Alumni Interview Series – Episode 4: Michael Turner (Miyako, Iwate 1995-1997)
Where were you in Japan as a JET and when?
I was in Miyako-shi, Iwate-ken, from 1995 to 1997.
What sparked your interest in applying for the JET program?
Like many Americans, my interest in Japan began when I was a kid. Growing up, I had a steady diet of Japanese pop culture. Anime was not as popular or as prevalent then as it is today, but there was always a Godzilla film to be found if you knew how to turn the dial on a TV. And then Ultraman and Space Giants dominated my weekday afternoons after school and Battle of the Planets ruled the weekends. Around this time there was a television min-series adaptation of James Clavell’s novel, Shogun. And while this was a Westerner’s vision of feudal Japan, it acted as an intriguing doorway and that if I slid that shoji open just a bit I could discover a culture beyond giant robots. It wouldn’t be years later until I took a more serious interest in Japan and when I found out about JET, I never looked back.

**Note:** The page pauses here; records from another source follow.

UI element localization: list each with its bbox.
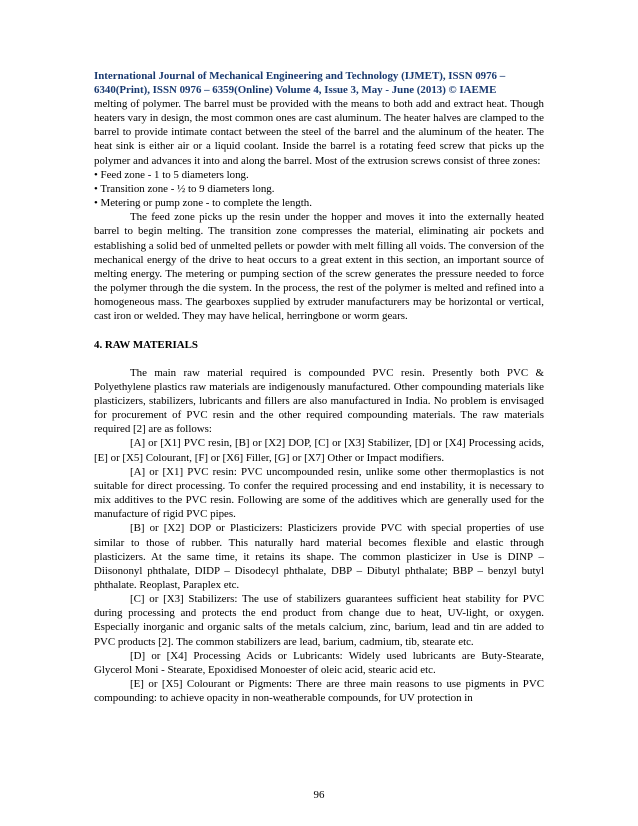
- header-line-1: International Journal of Mechanical Engineering and Technology (IJMET), ISSN 0976 –: [94, 70, 506, 82]
- paragraph-feed-zone: The feed zone picks up the resin under the hopper and moves it into the externally heated barrel to begin melting. The transition zone compresses the material, eliminating air pockets and establishing a solid bed of unmelted pellets or powder with melt filling all voids. The conversion of the mechanical energy of the drive to heat occurs to a great extent in this section, an important source of melting energy. The metering or pumping section of the screw generates the pressure needed to force the polymer through the die system. In the process, the rest of the polymer is melted and refined into a homogeneous mass. The gearboxes supplied by extruder manufacturers may be horizontal or vertical, cast iron or welded. They may have helical, herringbone or worm gears.: [94, 211, 544, 323]
- paragraph-pigments: [E] or [X5] Colourant or Pigments: There are three main reasons to use pigments in PVC compounding: to achieve opacity in non-weatherable compounds, for UV protection in: [94, 678, 544, 705]
- paragraph-raw-material-intro: The main raw material required is compounded PVC resin. Presently both PVC & Polyethylene plastics raw materials are indigenously manufactured. Other compounding materials like plasticizers, stabilizers, lubricants and fillers are also manufactured in India. No problem is envisaged for procurement of PVC resin and the other required compounding materials. The raw materials required [2] are as follows:: [94, 366, 544, 436]
- paragraph-lubricants: [D] or [X4] Processing Acids or Lubricants: Widely used lubricants are Buty-Stearate, Glycerol Moni - Stearate, Epoxidised Monoester of oleic acid, stearic acid etc.: [94, 649, 544, 676]
- paragraph-pvc-resin: [A] or [X1] PVC resin: PVC uncompounded resin, unlike some other thermoplastics is not suitable for direct processing. To confer the required processing and end instability, it is necessary to mix additives to the PVC resin. Following are some of the additives which are generally used for the manufacture of rigid PVC pipes.: [94, 465, 544, 521]
- journal-header: [94, 69, 544, 97]
- paragraph-plasticizers: [B] or [X2] DOP or Plasticizers: Plasticizers provide PVC with special properties of use similar to those of rubber. This naturally hard material becomes flexible and elastic through plasticizers. At the same time, it retains its shape. The common plasticizer in Use is DINP – Diisononyl phthalate, DIDP – Disodecyl phthalate, DBP – Dibutyl phthalate; BBP – benzyl butyl phthalate. Reoplast, Paraplex etc.: [94, 522, 544, 591]
- bullet-metering-zone: • Metering or pump zone - to complete the length.: [94, 197, 312, 210]
- paragraph-stabilizers: [C] or [X3] Stabilizers: The use of stabilizers guarantees sufficient heat stability for PVC during processing and protects the end product from change due to heat, UV-light, or oxygen. Especially inorganic and organic salts of the metals calcium, zinc, barium, lead and tin are added to PVC products [2]. The common stabilizers are lead, barium, cadmium, tib, stearate etc.: [94, 593, 544, 648]
- paragraph-raw-material-list: [A] or [X1] PVC resin, [B] or [X2] DOP, [C] or [X3] Stabilizer, [D] or [X4] Processing acids, [E] or [X5] Colourant, [F] or [X6] Filler, [G] or [X7] Other or Impact modifiers.: [94, 437, 544, 464]
- bullet-feed-zone: • Feed zone - 1 to 5 diameters long.: [94, 168, 249, 181]
- page-number: 96: [313, 789, 325, 801]
- paragraph-barrel: melting of polymer. The barrel must be provided with the means to both add and extract heat. Though heaters vary in design, the most common ones are cast aluminum. The heater halves are clamped to the barrel to provide intimate contact between the steel of the barrel and the aluminum of the heater. The heat sink is either air or a liquid coolant. Inside the barrel is a rotating feed screw that picks up the polymer and advances it into and along the barrel. Most of the extrusion screws consist of three zones:: [94, 98, 544, 167]
- bullet-transition-zone: • Transition zone - ½ to 9 diameters long.: [94, 182, 275, 195]
- header-line-2: 6340(Print), ISSN 0976 – 6359(Online) Volume 4, Issue 3, May - June (2013) © IAEME: [94, 84, 497, 96]
- section-heading-raw-materials: 4. RAW MATERIALS: [94, 338, 198, 351]
- body-text: [94, 97, 544, 705]
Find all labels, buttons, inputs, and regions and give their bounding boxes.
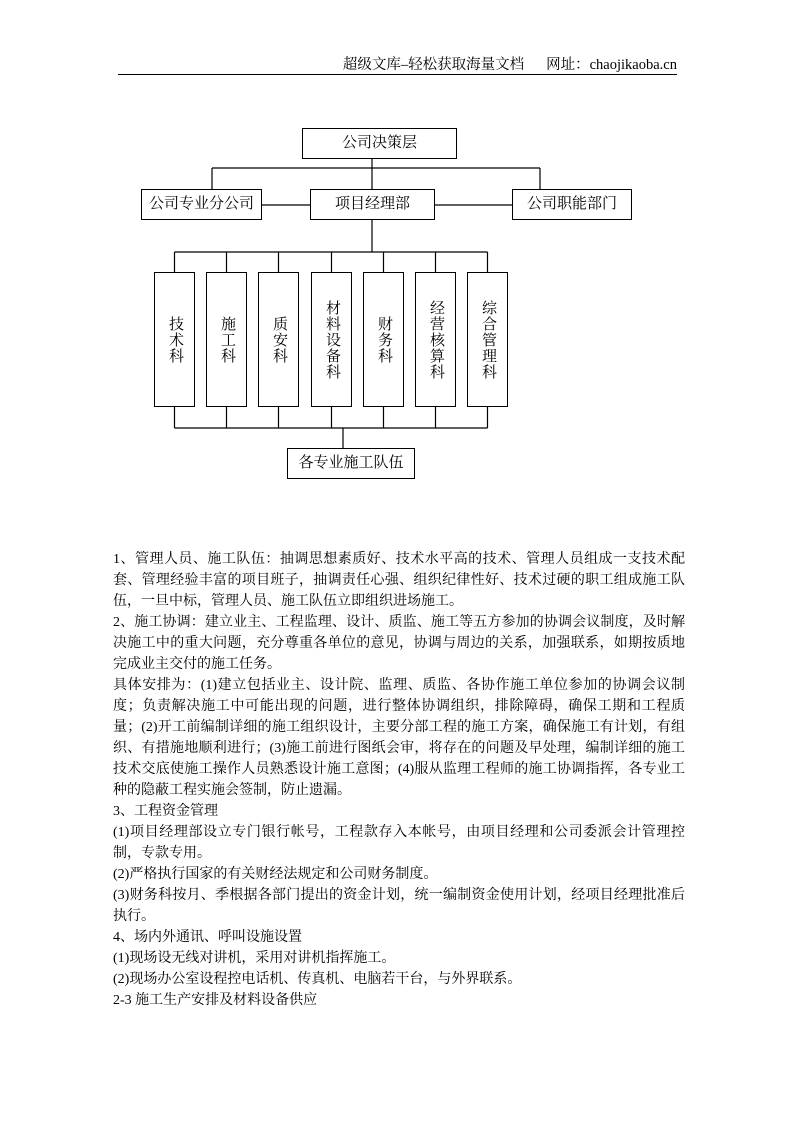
para-comm-2-office-phones: (2)现场办公室设程控电话机、传真机、电脑若干台，与外界联系。 xyxy=(113,972,522,987)
org-box-specialized-subsidiaries-label: 公司专业分公司 xyxy=(148,196,254,212)
org-box-materials-equipment-dept xyxy=(311,272,352,407)
org-box-company-function-depts xyxy=(512,189,632,220)
org-box-materials-equipment-dept-label: 材料设备科 xyxy=(324,299,340,380)
org-box-decision-layer-label: 公司决策层 xyxy=(341,135,417,151)
org-box-decision-layer xyxy=(302,128,457,159)
heading-4-communication: 4、场内外通讯、呼叫设施设置 xyxy=(113,930,302,945)
org-box-quality-safety-dept-label: 质安科 xyxy=(271,315,287,364)
org-box-construction-teams xyxy=(287,448,415,479)
org-box-operation-accounting-dept-label: 经营核算科 xyxy=(428,299,444,380)
site-url-label: 网址：chaojikaoba.cn xyxy=(546,57,677,73)
org-box-technology-dept-label: 技术科 xyxy=(167,315,183,364)
org-box-general-management-dept-label: 综合管理科 xyxy=(480,299,496,380)
org-chart xyxy=(0,0,793,560)
org-box-project-manager-dept xyxy=(310,189,435,220)
org-box-technology-dept xyxy=(154,272,195,407)
org-box-quality-safety-dept xyxy=(258,272,299,407)
heading-2-3-production: 2-3 施工生产安排及材料设备供应 xyxy=(113,993,318,1008)
org-box-specialized-subsidiaries xyxy=(141,189,262,220)
org-box-company-function-depts-label: 公司职能部门 xyxy=(526,196,617,212)
para-1-personnel-teams: 1、管理人员、施工队伍：抽调思想素质好、技术水平高的技术、管理人员组成一支技术配套、管理经验丰富的项目班子，抽调责任心强、组织纪律性好、技术过硬的职工组成施工队伍，一旦中标，管理人员、施工队伍立即组织进场施工。 xyxy=(113,552,685,609)
org-box-general-management-dept xyxy=(467,272,508,407)
org-box-construction-dept xyxy=(206,272,247,407)
para-coordination-details: 具体安排为：(1)建立包括业主、设计院、监理、质监、各协作施工单位参加的协调会议制度；负责解决施工中可能出现的问题，进行整体协调组织，排除障碍，确保工期和工程质量；(2)开工前编制详细的施工组织设计，主要分部工程的施工方案，确保施工有计划，有组织、有措施地顺利进行；(3)施工前进行图纸会审，将存在的问题及早处理，编制详细的施工技术交底使施工操作人员熟悉设计施工意图；(4)服从监理工程师的施工协调指挥，各专业工种的隐蔽工程实施会签制，防止遗漏。 xyxy=(113,678,685,798)
para-fund-1-bank-account: (1)项目经理部设立专门银行帐号，工程款存入本帐号，由项目经理和公司委派会计管理控制，专款专用。 xyxy=(113,825,685,861)
org-box-finance-dept xyxy=(363,272,404,407)
org-box-operation-accounting-dept xyxy=(415,272,456,407)
para-2-coordination: 2、施工协调：建立业主、工程监理、设计、质监、施工等五方参加的协调会议制度，及时解决施工中的重大问题，充分尊重各单位的意见，协调与周边的关系，加强联系，如期按质地完成业主交付的施工任务。 xyxy=(113,615,685,672)
para-fund-2-regulations: (2)严格执行国家的有关财经法规定和公司财务制度。 xyxy=(113,867,438,882)
para-comm-1-walkie-talkie: (1)现场设无线对讲机，采用对讲机指挥施工。 xyxy=(113,951,396,966)
org-box-project-manager-dept-label: 项目经理部 xyxy=(334,196,410,212)
document-body xyxy=(113,549,685,1011)
site-name-label: 超级文库–轻松获取海量文档 xyxy=(342,57,525,73)
org-box-construction-dept-label: 施工科 xyxy=(219,315,235,364)
org-box-finance-dept-label: 财务科 xyxy=(376,315,392,364)
heading-3-fund-management: 3、工程资金管理 xyxy=(113,804,218,819)
para-fund-3-finance-plan: (3)财务科按月、季根据各部门提出的资金计划，统一编制资金使用计划，经项目经理批准后执行。 xyxy=(113,888,685,924)
org-box-construction-teams-label: 各专业施工队伍 xyxy=(298,455,404,471)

What are some of the things your prefecture is known for? Ex. food, hotspots, etc.
Ika senbei is the first thing to come to mind with wanko soba coming quickly behind. Ika senbei, or “squid crackers”, are delicious and wanko soba is….almost a sport! The soba is served in small bowls with just a small amount of soba. The more you eat, the more the bowls stack up, and even modest eaters end up with a column of empty soba bowls in front of them. Outside of Miyako is Jodogohama, a craggy coastline that reminds me of the Monterey Peninsula, California, where my parents used to live. The fact that these two beaches looked so similar and yet were an ocean apart, was a reminder of how much we have in common.
Did you pick up any of the regional dialects? What are some of your favorite words or phrases?
I’ve forgotten all my Iwate-ben! It’s buried under a slew of other languages I’ve learned or struggled to learn since then.
If you were to return to live in Japan, would you choose to live in that same prefecture? (Or in your case you can talk about where you are living in Japan now)
I feel privileged to have lived in a part of Japan that few foreigners ever get to visit or experience. I live in Tokyo now and it feels like a different Japan. In many respects, it’s probably a lot like someone going from my hometown in Texas to New York City, where I went to grad school: same planet, different worlds.
How has your connection in relation to Japan changed since living in Japan?
My connection to Japan has only strengthened over the years. It’s been an honor to return to Japan to serve my country and a privilege to work on strengthening the alliance, the partnership, and the genuine friendship our two peoples enjoy.
This interview is part of a partnership between the Japan Society Boston (JSB) and the United States Japan Exchange & Teaching Programme Alumni Association (USJETAA) in which JET alumni contribute short interviews about their experiences in Japan in each prefecture.